Mich gibt’s noch :)

18. Januar 21 im Westpark – noch Schnee und Eis

Etwas ruhig ist es um mich geworden. Ich bin es leid meine Gedanken zur herrschenden politischen und gesundheitlichen Lage immerzu niederzuschreiben. Dummerweise ist genau dieses Thema immer präsent. Ob ich will oder nicht.

Der Lockdown hat sich erneut verlängert. Viele Geschäfte schließen. Von bekannten Ladenketten lesen wir in den Zeitungen. Über die ganz kleinen Geschäfte bekommen wir wenig bis gar nichts mit. Diese sind auf einmal weg. Ein leeres Ladengeschäft mehr – wo auch immer.

Die Arbeitslosenzahlen nähern sich der 3 Mio. Grenze. Es wird zwar immer noch beschönigt, doch machen wir uns nichts vor. Je mehr Geschäfte schließen, desto mehr stehen auf der Straße. Wie schwierig es ist, eine adäquate Arbeit zu finden, erfahre ich selbst. Absagen gibt es fast täglich und das ist demotivierend. So höre ich es auch von meinen Kollegen aus dem vergangenen Englischkurs. Gerade wer aus höheren Positionen kommt oder auch gut gebildete Menschen haben es besonders schwer. Bürokräfte wie mich gibt es wie Sand am Meer. Da haben dann die Jüngeren beim derzeitigen Sparkurs einfach die besseren Chancen.  Trotzdem geht es weiter. Ab Februar bin ich erst einmal für vier Monate aus dieser Statistik raus. Ja, das ist Verwässerung und Augenwischerei. Da werde ich mich (erneut) für den Bereich Lohn- und Gehaltsabrechnungen qualifizieren. Nach meiner Ausbildung hatte ich diese Tätigkeit schon einmal erfolgreich gemacht und dabei mehrere hundert Mitarbeiter betreut. Mir hat das immer Freude gemacht, also greife ich das nochmals auf. In den letzten Jahren ist in dem Bereich einiges passiert und deshalb lasse ich mich updaten. Da es in diesem Bereich tatsächlich Bedarf hat, rechne ich mir Erfolg aus.

Bis es los geht, werde ich mich auf mich konzentrieren. Viel Zeit mit mir selbst verbringen. Natürlich viel Natur, auch Familie und meine engen Freunde. Es gilt: Ich bin noch da und hoffe auf baldige Abenteuer 😉

©by UMW

Das Chaos tobt

Jeder hat eine eigene Vorstellung von Chaos. Mich macht es nervös. Eine gewisse Struktur und Ordnung benötige ich. Vor allem um zur Ruhe zu kommen.
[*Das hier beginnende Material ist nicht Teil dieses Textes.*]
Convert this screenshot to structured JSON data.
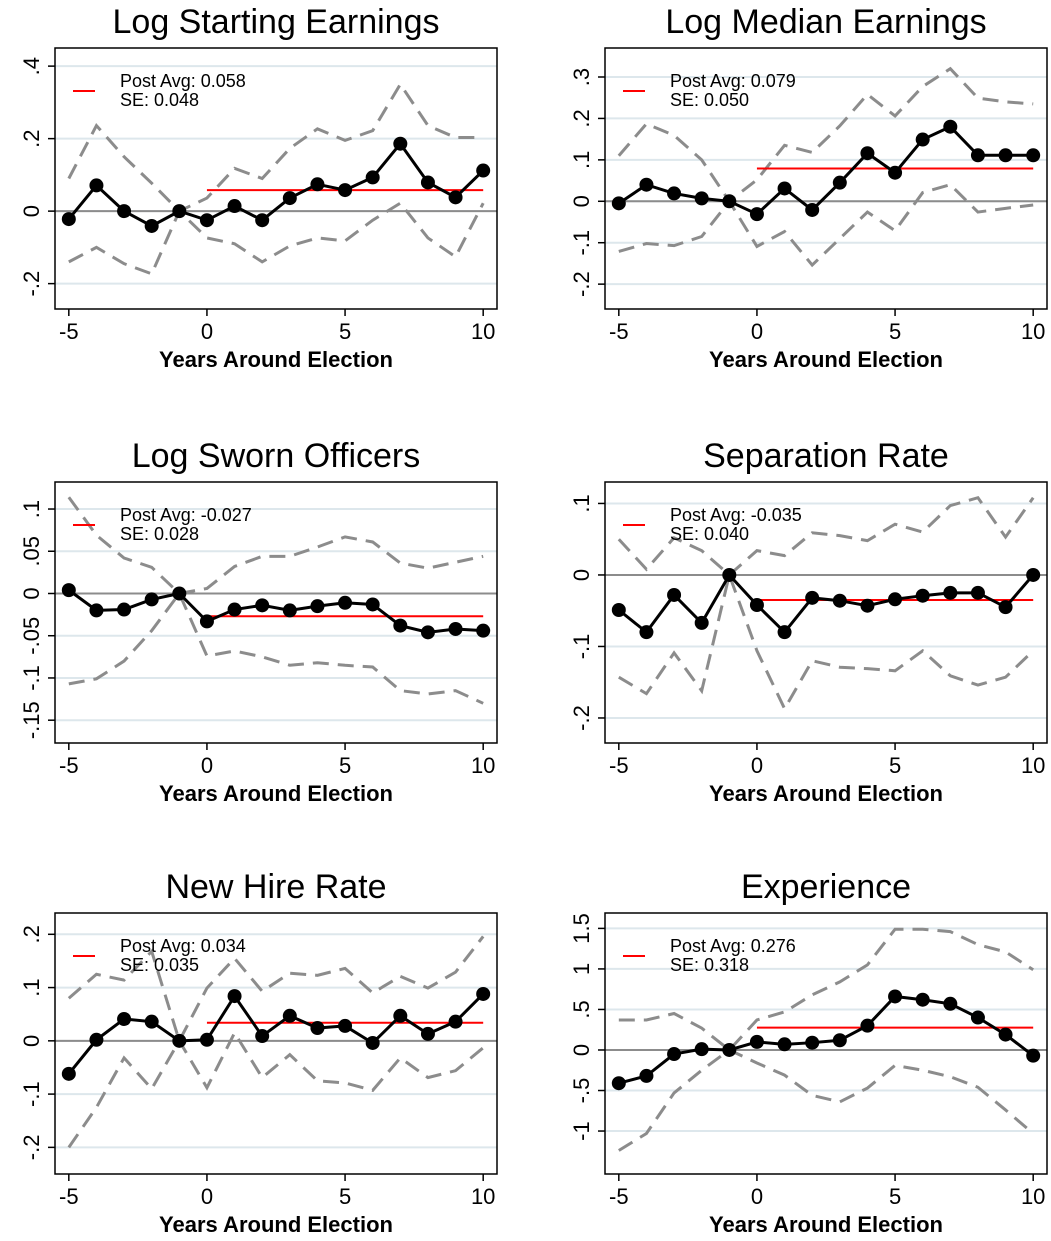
{
  "chart_data": [
    {
      "type": "line",
      "title": "Log Starting Earnings",
      "x_label": "Years Around Election",
      "x": [
        -5,
        -4,
        -3,
        -2,
        -1,
        0,
        1,
        2,
        3,
        4,
        5,
        6,
        7,
        8,
        9,
        10
      ],
      "values": [
        -0.022,
        0.071,
        0.0,
        -0.041,
        0,
        -0.025,
        0.014,
        -0.025,
        0.036,
        0.074,
        0.058,
        0.093,
        0.186,
        0.079,
        0.038,
        0.112
      ],
      "ci_upper": [
        0.09,
        0.236,
        0.15,
        0.077,
        0,
        0.036,
        0.118,
        0.09,
        0.173,
        0.227,
        0.195,
        0.222,
        0.35,
        0.236,
        0.203,
        0.203
      ],
      "ci_lower": [
        -0.14,
        -0.1,
        -0.145,
        -0.173,
        0,
        -0.074,
        -0.09,
        -0.14,
        -0.096,
        -0.074,
        -0.082,
        -0.025,
        0.022,
        -0.074,
        -0.126,
        0.022
      ],
      "post_avg": 0.058,
      "post_xrange": [
        0,
        10
      ],
      "post_avg_label": "Post Avg:  0.058",
      "se_label": "SE:  0.048",
      "xlim": [
        -5.5,
        10.5
      ],
      "xticks": [
        -5,
        0,
        5,
        10
      ],
      "ylim": [
        -0.27,
        0.45
      ],
      "yticks": [
        {
          "value": -0.2,
          "label": "-.2"
        },
        0,
        {
          "value": 0.2,
          "label": ".2"
        },
        {
          "value": 0.4,
          "label": ".4"
        }
      ],
      "hline": 0,
      "grid": true,
      "color": "#000000",
      "ci_color": "#8c8c8c",
      "post_color": "#ff0000"
    },
    {
      "type": "line",
      "title": "Log Median Earnings",
      "x_label": "Years Around Election",
      "x": [
        -5,
        -4,
        -3,
        -2,
        -1,
        0,
        1,
        2,
        3,
        4,
        5,
        6,
        7,
        8,
        9,
        10
      ],
      "values": [
        -0.005,
        0.04,
        0.019,
        0.007,
        0,
        -0.031,
        0.031,
        -0.021,
        0.045,
        0.116,
        0.069,
        0.149,
        0.18,
        0.111,
        0.111,
        0.111
      ],
      "ci_upper": [
        0.11,
        0.187,
        0.159,
        0.1,
        0,
        0.052,
        0.135,
        0.118,
        0.182,
        0.258,
        0.206,
        0.277,
        0.32,
        0.249,
        0.24,
        0.235
      ],
      "ci_lower": [
        -0.121,
        -0.102,
        -0.107,
        -0.085,
        0,
        -0.109,
        -0.073,
        -0.154,
        -0.09,
        -0.026,
        -0.071,
        0.021,
        0.04,
        -0.026,
        -0.017,
        -0.009
      ],
      "post_avg": 0.079,
      "post_xrange": [
        0,
        10
      ],
      "post_avg_label": "Post Avg:  0.079",
      "se_label": "SE:  0.050",
      "xlim": [
        -5.5,
        10.5
      ],
      "xticks": [
        -5,
        0,
        5,
        10
      ],
      "ylim": [
        -0.26,
        0.37
      ],
      "yticks": [
        {
          "value": -0.2,
          "label": "-.2"
        },
        {
          "value": -0.1,
          "label": "-.1"
        },
        0,
        {
          "value": 0.1,
          "label": ".1"
        },
        {
          "value": 0.2,
          "label": ".2"
        },
        {
          "value": 0.3,
          "label": ".3"
        }
      ],
      "hline": 0,
      "grid": true,
      "color": "#000000",
      "ci_color": "#8c8c8c",
      "post_color": "#ff0000"
    },
    {
      "type": "line",
      "title": "Log Sworn Officers",
      "x_label": "Years Around Election",
      "x": [
        -5,
        -4,
        -3,
        -2,
        -1,
        0,
        1,
        2,
        3,
        4,
        5,
        6,
        7,
        8,
        9,
        10
      ],
      "values": [
        0.004,
        -0.02,
        -0.019,
        -0.007,
        0,
        -0.033,
        -0.019,
        -0.014,
        -0.02,
        -0.015,
        -0.011,
        -0.013,
        -0.038,
        -0.046,
        -0.042,
        -0.044
      ],
      "ci_upper": [
        0.114,
        0.069,
        0.042,
        0.031,
        0,
        0.006,
        0.032,
        0.044,
        0.044,
        0.055,
        0.067,
        0.061,
        0.036,
        0.03,
        0.037,
        0.044
      ],
      "ci_lower": [
        -0.107,
        -0.101,
        -0.08,
        -0.044,
        0,
        -0.074,
        -0.068,
        -0.075,
        -0.085,
        -0.082,
        -0.085,
        -0.087,
        -0.115,
        -0.119,
        -0.115,
        -0.13
      ],
      "post_avg": -0.027,
      "post_xrange": [
        0,
        10
      ],
      "post_avg_label": "Post Avg: -0.027",
      "se_label": "SE:  0.028",
      "xlim": [
        -5.5,
        10.5
      ],
      "xticks": [
        -5,
        0,
        5,
        10
      ],
      "ylim": [
        -0.177,
        0.132
      ],
      "yticks": [
        {
          "value": -0.15,
          "label": "-.15"
        },
        {
          "value": -0.1,
          "label": "-.1"
        },
        {
          "value": -0.05,
          "label": "-.05"
        },
        0,
        {
          "value": 0.05,
          "label": ".05"
        },
        {
          "value": 0.1,
          "label": ".1"
        }
      ],
      "hline": 0,
      "grid": true,
      "color": "#000000",
      "ci_color": "#8c8c8c",
      "post_color": "#ff0000"
    },
    {
      "type": "line",
      "title": "Separation Rate",
      "x_label": "Years Around Election",
      "x": [
        -5,
        -4,
        -3,
        -2,
        -1,
        0,
        1,
        2,
        3,
        4,
        5,
        6,
        7,
        8,
        9,
        10
      ],
      "values": [
        -0.049,
        -0.08,
        -0.028,
        -0.067,
        0,
        -0.042,
        -0.08,
        -0.032,
        -0.036,
        -0.043,
        -0.034,
        -0.029,
        -0.025,
        -0.025,
        -0.045,
        0
      ],
      "ci_upper": [
        0.05,
        0.008,
        0.052,
        0.034,
        0,
        0.034,
        0.027,
        0.059,
        0.055,
        0.048,
        0.071,
        0.06,
        0.097,
        0.108,
        0.053,
        0.108
      ],
      "ci_lower": [
        -0.143,
        -0.166,
        -0.109,
        -0.162,
        0,
        -0.106,
        -0.187,
        -0.12,
        -0.129,
        -0.131,
        -0.134,
        -0.106,
        -0.141,
        -0.154,
        -0.143,
        -0.106
      ],
      "post_avg": -0.035,
      "post_xrange": [
        0,
        10
      ],
      "post_avg_label": "Post Avg: -0.035",
      "se_label": "SE:  0.040",
      "xlim": [
        -5.5,
        10.5
      ],
      "xticks": [
        -5,
        0,
        5,
        10
      ],
      "ylim": [
        -0.235,
        0.13
      ],
      "yticks": [
        {
          "value": -0.2,
          "label": "-.2"
        },
        {
          "value": -0.1,
          "label": "-.1"
        },
        0,
        {
          "value": 0.1,
          "label": ".1"
        }
      ],
      "hline": 0,
      "grid": true,
      "color": "#000000",
      "ci_color": "#8c8c8c",
      "post_color": "#ff0000"
    },
    {
      "type": "line",
      "title": "New Hire Rate",
      "x_label": "Years Around Election",
      "x": [
        -5,
        -4,
        -3,
        -2,
        -1,
        0,
        1,
        2,
        3,
        4,
        5,
        6,
        7,
        8,
        9,
        10
      ],
      "values": [
        -0.062,
        0.002,
        0.041,
        0.036,
        0,
        0.002,
        0.084,
        0.009,
        0.047,
        0.024,
        0.028,
        -0.004,
        0.047,
        0.013,
        0.036,
        0.088
      ],
      "ci_upper": [
        0.08,
        0.125,
        0.114,
        0.168,
        0,
        0.099,
        0.155,
        0.093,
        0.127,
        0.123,
        0.136,
        0.09,
        0.121,
        0.099,
        0.129,
        0.196
      ],
      "ci_lower": [
        -0.2,
        -0.125,
        -0.032,
        -0.09,
        0,
        -0.088,
        0.015,
        -0.069,
        -0.026,
        -0.075,
        -0.079,
        -0.093,
        -0.032,
        -0.069,
        -0.056,
        -0.013
      ],
      "post_avg": 0.034,
      "post_xrange": [
        0,
        10
      ],
      "post_avg_label": "Post Avg:  0.034",
      "se_label": "SE:  0.035",
      "xlim": [
        -5.5,
        10.5
      ],
      "xticks": [
        -5,
        0,
        5,
        10
      ],
      "ylim": [
        -0.25,
        0.24
      ],
      "yticks": [
        {
          "value": -0.2,
          "label": "-.2"
        },
        {
          "value": -0.1,
          "label": "-.1"
        },
        0,
        {
          "value": 0.1,
          "label": ".1"
        },
        {
          "value": 0.2,
          "label": ".2"
        }
      ],
      "hline": 0,
      "grid": true,
      "color": "#000000",
      "ci_color": "#8c8c8c",
      "post_color": "#ff0000"
    },
    {
      "type": "line",
      "title": "Experience",
      "x_label": "Years Around Election",
      "x": [
        -5,
        -4,
        -3,
        -2,
        -1,
        0,
        1,
        2,
        3,
        4,
        5,
        6,
        7,
        8,
        9,
        10
      ],
      "values": [
        -0.41,
        -0.32,
        -0.05,
        0.01,
        0,
        0.1,
        0.07,
        0.09,
        0.12,
        0.3,
        0.66,
        0.62,
        0.57,
        0.4,
        0.19,
        -0.07
      ],
      "ci_upper": [
        0.37,
        0.37,
        0.45,
        0.27,
        0,
        0.37,
        0.47,
        0.68,
        0.84,
        1.05,
        1.49,
        1.49,
        1.46,
        1.3,
        1.21,
        0.99
      ],
      "ci_lower": [
        -1.24,
        -1.03,
        -0.53,
        -0.25,
        0,
        -0.16,
        -0.31,
        -0.56,
        -0.64,
        -0.47,
        -0.19,
        -0.25,
        -0.33,
        -0.46,
        -0.74,
        -1.03
      ],
      "post_avg": 0.276,
      "post_xrange": [
        0,
        10
      ],
      "post_avg_label": "Post Avg:  0.276",
      "se_label": "SE:  0.318",
      "xlim": [
        -5.5,
        10.5
      ],
      "xticks": [
        -5,
        0,
        5,
        10
      ],
      "ylim": [
        -1.53,
        1.69
      ],
      "yticks": [
        -1,
        {
          "value": -0.5,
          "label": "-.5"
        },
        0,
        {
          "value": 0.5,
          "label": ".5"
        },
        1,
        1.5
      ],
      "hline": 0,
      "grid": true,
      "color": "#000000",
      "ci_color": "#8c8c8c",
      "post_color": "#ff0000"
    }
  ]
}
Jedoch gibt es Zeiten, da lässt sich Chaos nur schwer vermeiden. Mein nächster Umzug steht bevor. Morgen. Soweit habe ich alles gepackt. Nur noch mein Bettzeug muss in die vorgesehene Truhe und meine Beautyutensilien aus dem Badezimmer dürfen verstaut werden. Dann darf es losgehen. In die nächste Wohngemeinschaft. Nachdem ich hier bei einer rauchenden Ü70jährigen gelebt hatte, erwarten mich nun Mädels mit Ü40 und Ü50. Beide aktiv und Nichtraucher. Das passt viel besser zu mir. Beim Kennenlernen haben wir zudem einige Matchpunkte festgestellt. Somit lässt sich eher einmal etwas gemeinsam unternehmen.

Ich fiebere dem Tag morgen schon entgegen. Es ist wieder ein Altbau mit einem wunderschönem Treppenhaus und hohen Decken. Nach einem möblierten Zimmer wartet nun ein Leerraum auf mich sowie eine Küche mit Backofen. Bisher gab es nur einen 2-Platten-Herd. Endlich kann ich dann wieder einmal etwas backen 🙂 Einen kleinen Süd-Balkon gibt es künftig ebenfalls. Zudem spare ich mir 100 € bei der Miete.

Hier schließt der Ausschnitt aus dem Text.